Cristina y Natán sintieron que sus corazones se aceleraban.
Intercambiaron una mirada.
«¿Cómo lo sabría Francisco?».
—Llévanos a él.
«Tenemos que verlo para llegar al fondo de esto».
—Dice que solo hablará con Cristina. —Pamela miró incómoda a Natán.
Natán frunció el ceño al escuchar esas palabras. Su disgusto era evidente. Cristina sabía lo que él sentía por Francisco y también la obsesión de este último por ella. Estaba a punto de rechazar la petición cuando Natán dijo.
—Adelante. Te espero aquí.
Cristina lo miró sorprendida y notó que sus manos estaban cerradas en puños. Era evidente que se sentía en conflicto. Nunca antes lo había visto así. Al fin y al cabo, era testarudo y dogmático, sobre todo cuando se trataba de Francisco.
—No. Iremos juntos. —Cristina tomó la mano de Natán y le dirigió una mirada decidida antes de volverse hacia Pamela—. No lo veré solo.
En otras palabras, si Natán no podía ir con ella, ella no iría.
Sintiendo el calor que irradiaba la palma de su mano, Natán sintió que su disgusto inicial se desvanecía.
Fue solo en ese momento que se dio cuenta de que dejar ir no significaba perder algo, sino aferrarse con demasiada fuerza.
—Muy bien. —Después de considerarlo, Pamela llevó a Cristina y Natán con Francisco.
Al fin y al cabo, Francisco se limitó a dejar claro que se esperaba la presencia de Cristina, sin mencionar ninguna otra condición.
Mientras seguían la estela de Pamela, Cristina se dio cuenta de que la carretera estaba cerrada porque Francisco estaba filmando una escena ahí.
«No es de extrañar que enviara a su ayudante a interceptarnos aquí. Parece que nos vio».
—Esperen un momento, Cristina, señor Herrera. Francisco vendrá enseguida. —Después de llevarlos a la minivan, se fue para avisar.
—¿Cómo crees que sabe de mis padres biológicos? —preguntó Cristina, expresando la pregunta que la carcomía, tan pronto como se quedaron solas en la minivan.

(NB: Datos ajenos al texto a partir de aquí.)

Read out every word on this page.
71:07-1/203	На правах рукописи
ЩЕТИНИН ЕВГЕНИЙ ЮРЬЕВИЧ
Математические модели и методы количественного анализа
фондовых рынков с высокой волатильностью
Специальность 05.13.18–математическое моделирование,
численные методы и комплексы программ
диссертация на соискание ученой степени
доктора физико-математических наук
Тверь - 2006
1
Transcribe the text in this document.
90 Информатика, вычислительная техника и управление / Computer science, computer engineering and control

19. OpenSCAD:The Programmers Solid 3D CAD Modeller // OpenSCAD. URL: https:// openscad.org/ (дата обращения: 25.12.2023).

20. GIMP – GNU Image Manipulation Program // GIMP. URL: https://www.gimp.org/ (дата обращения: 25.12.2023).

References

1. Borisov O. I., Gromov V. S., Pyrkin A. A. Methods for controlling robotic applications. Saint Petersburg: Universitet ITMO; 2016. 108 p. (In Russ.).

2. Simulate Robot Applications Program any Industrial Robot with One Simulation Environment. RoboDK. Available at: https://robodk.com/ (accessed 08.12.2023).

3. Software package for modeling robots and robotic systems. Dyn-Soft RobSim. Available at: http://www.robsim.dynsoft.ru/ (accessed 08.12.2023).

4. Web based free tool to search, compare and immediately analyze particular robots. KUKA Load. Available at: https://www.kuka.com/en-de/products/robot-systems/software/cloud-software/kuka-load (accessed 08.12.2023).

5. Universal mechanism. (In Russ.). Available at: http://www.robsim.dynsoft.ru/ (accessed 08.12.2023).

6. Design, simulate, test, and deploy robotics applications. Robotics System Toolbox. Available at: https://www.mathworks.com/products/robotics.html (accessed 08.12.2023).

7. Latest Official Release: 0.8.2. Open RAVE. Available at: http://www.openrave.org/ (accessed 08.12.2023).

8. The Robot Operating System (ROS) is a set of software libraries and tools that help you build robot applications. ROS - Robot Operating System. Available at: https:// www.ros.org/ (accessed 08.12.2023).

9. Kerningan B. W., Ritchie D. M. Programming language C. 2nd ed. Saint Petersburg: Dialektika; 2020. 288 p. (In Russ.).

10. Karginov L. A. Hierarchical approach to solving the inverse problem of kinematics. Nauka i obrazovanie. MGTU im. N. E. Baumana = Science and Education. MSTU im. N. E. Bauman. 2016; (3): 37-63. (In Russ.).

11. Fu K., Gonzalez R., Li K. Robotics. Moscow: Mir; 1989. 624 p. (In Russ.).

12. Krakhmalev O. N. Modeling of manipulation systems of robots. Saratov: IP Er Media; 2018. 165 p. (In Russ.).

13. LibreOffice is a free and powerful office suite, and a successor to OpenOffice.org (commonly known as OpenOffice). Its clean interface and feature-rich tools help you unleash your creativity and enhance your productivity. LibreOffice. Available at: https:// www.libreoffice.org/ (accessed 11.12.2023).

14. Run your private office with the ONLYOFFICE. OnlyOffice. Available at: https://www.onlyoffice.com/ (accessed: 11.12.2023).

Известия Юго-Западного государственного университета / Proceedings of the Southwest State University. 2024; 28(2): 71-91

Natán no pareció sorprendido, pero una pizca de celos se dibujó en su voz cuando dijo.
—No sé cómo lo sabe, pero todavía debe estar suspirando por ti y está tratando de seguir siendo relevante a tus ojos.
Al pensar que Francisco tenía sentimientos residuales por Cristina, Natán apretó los puños de manera involuntaria.
Cristina sintió la rabia que emanaba de él. En lugar de sentirse adversa como solía hacerlo, le pareció adorable cómo él estaba ansioso por ella. Le acarició el cabello.
—¡Ay, anímate! Puede intentar todo lo que quiera para llamar mi atención, pero nunca eclipsará a mi único esposo. —Sus palabras melosas disiparon la ira de Natán en un instante.
Mirando los labios delgados y brillantes de Cristina, la besó de forma instintiva. La temperatura en la enorme minivan se elevó de repente.
Cristina se resistió al inicio, ya que estaba preocupada por cómo se vería si alguien pasara, pero Natán fue implacable. Sintiendo que su cabeza daba vueltas por su asalto amoroso, cayó inerte en sus brazos.
—¡Ejem!
Francisco, que había estado ahí durante algún tiempo, se sintió desconcertado por la escena. Consciente de que no tenía derecho a decir nada al respecto, solo podía quedarse de pie y mirar.